State owes the county money for rent, programs

Kevin Beese
Cook County Board President Toni Preckwinkle talks during a Feb. 10 press conference about the $66 million that the state owes the county for program costs and rent. Looking on is Commissioner John Daley, chairman of the county's Finance Committee. (Photo by Kevin Beese/for Chronicle Media)

Cook County Board President Toni Preckwinkle talks during a Feb. 10 press conference about the $66 million that the state owes the county for program costs and rent. Looking on is Commissioner John Daley, chairman of the county’s Finance Committee. (Photo by Kevin Beese/for Chronicle Media)

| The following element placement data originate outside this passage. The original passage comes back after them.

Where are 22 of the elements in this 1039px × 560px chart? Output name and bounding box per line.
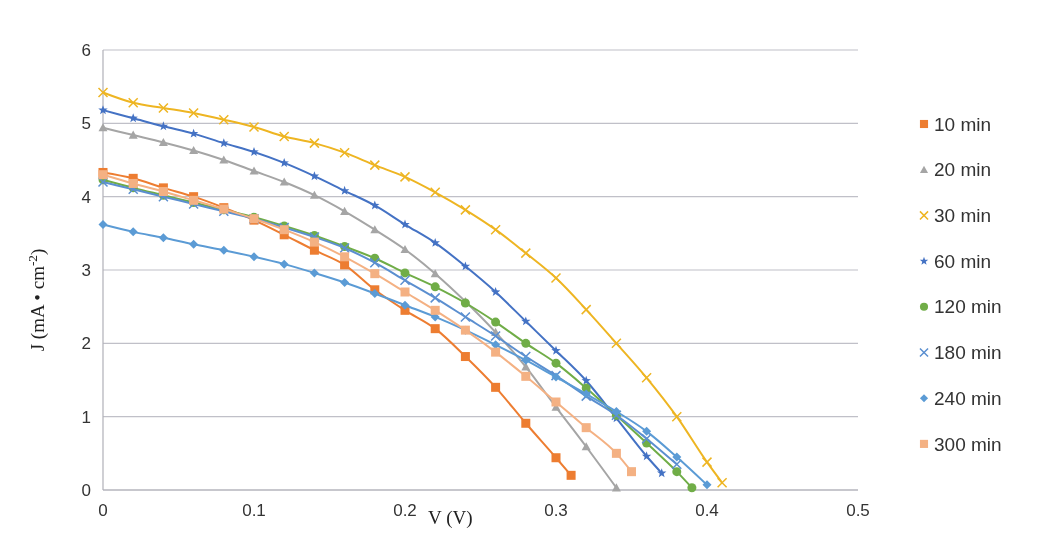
legend-label: 240 min: [934, 387, 1002, 409]
y-tick-label: 2: [81, 334, 91, 354]
legend-label: 120 min: [934, 296, 1002, 318]
legend-label: 20 min: [934, 159, 992, 181]
y-tick-label: 1: [81, 407, 91, 427]
x-tick-label: 0.2: [393, 501, 417, 520]
y-tick-label: 3: [81, 260, 91, 280]
y-tick-label: 0: [81, 480, 91, 500]
y-tick-label: 4: [81, 187, 91, 207]
y-tick-label: 5: [81, 114, 91, 134]
y-tick-label: 6: [81, 40, 91, 60]
legend-label: 180 min: [934, 342, 1002, 364]
legend-label: 60 min: [934, 250, 992, 272]
legend-label: 30 min: [934, 205, 992, 227]
x-tick-label: 0.3: [544, 501, 568, 520]
x-tick-label: 0.1: [242, 501, 266, 520]
legend-label: 300 min: [934, 433, 1002, 455]
x-tick-label: 0: [98, 501, 108, 520]
x-tick-label: 0.5: [846, 501, 870, 520]
x-axis-title: V (V): [428, 507, 473, 529]
x-tick-label: 0.4: [695, 501, 719, 520]
legend-label: 10 min: [934, 113, 992, 135]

A tenant not paying rent is always a risk for a landlord, but when your tenant writes checks for $66 billion annually you normally don’t ask for references.

Cook County officials have said that the state of Illinois owes the county millions of dollars for fiscal years 2014-15 and 2015-16, including $1.4 million in rent.

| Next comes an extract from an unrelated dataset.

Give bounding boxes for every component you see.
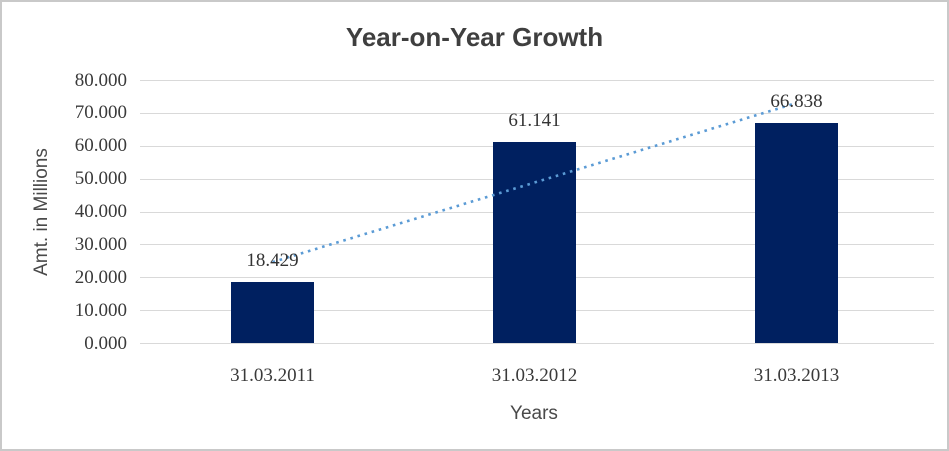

“We are looking at the money we need to spend and the money the state has held up” due to the budget impasse, County Board President Toni Preckwinkle said.

The board president and County Board have instructed the Cook County State’s Attorney’s Office to investigate means, including litigation, that can be taken to recoup the money due from the state.

The state is holding $66.1 million from this fiscal year alone that is rightfully due to the county, Preckwinkle noted, including rent for offices at the George W. Dunne Cook County Office Building, 69 W. Washington St., Chicago.

State tenants at the 36-story, 720,979-square-foot county facility include the Chicago Loop Express Secretary of State facility.

Cook County and the state are on different fiscal years, adding to the confusion of just how much the state owes the county.  The county’s fiscal year runs from Dec. 1-Nov. 30.  The state’s fiscal year runs from July 1-June 30.

For the county’s current fiscal year, the state owes its fellow government $66.1 million, according to Preckwinkle.

“We realize we have to continue programs,” the board president said, noting that every dollar, including the money due from the state, is vital for the county these days.

Because the state’s rent money comes from Illinois’ general fund and that money has not been released via court mandate the way other state expenses have been, the county is not getting paid.

Preckwinkle said that the county could soon have to start cutting positions dependent on state funding, if that money doesn’t start flowing into Cook County coffers.

She cited the county’s child support enforcement which is due $8.6 million in reimbursement from the state as one area that could feel the ax. The state would even get 70 percent of that child support enforcement money back from the federal government, but that only occurs when the state first pays its 30 percent of the bill.

Preckwinkle added that Adult Redeploy, a state program in which individual counties assist nonviolent ex-offenders, is owed $1.9 million.

“It is a program the governor mentioned in his State of the State address,” Preckwinkle noted.

Gov. Bruce Rauner had called for not just saving the program, but increasing its funding to help ex-offenders

“We will also continue to invest in Adult Redeploy,” Rauner said in his address last month. “Since its implementation in 2011, Adult Redeploy has diverted more than 1,900 offenders into community-based programming. Congratulations to all of you in the legislature who supported Adult Redeploy. Let’s continue to build on these corrections reforms.”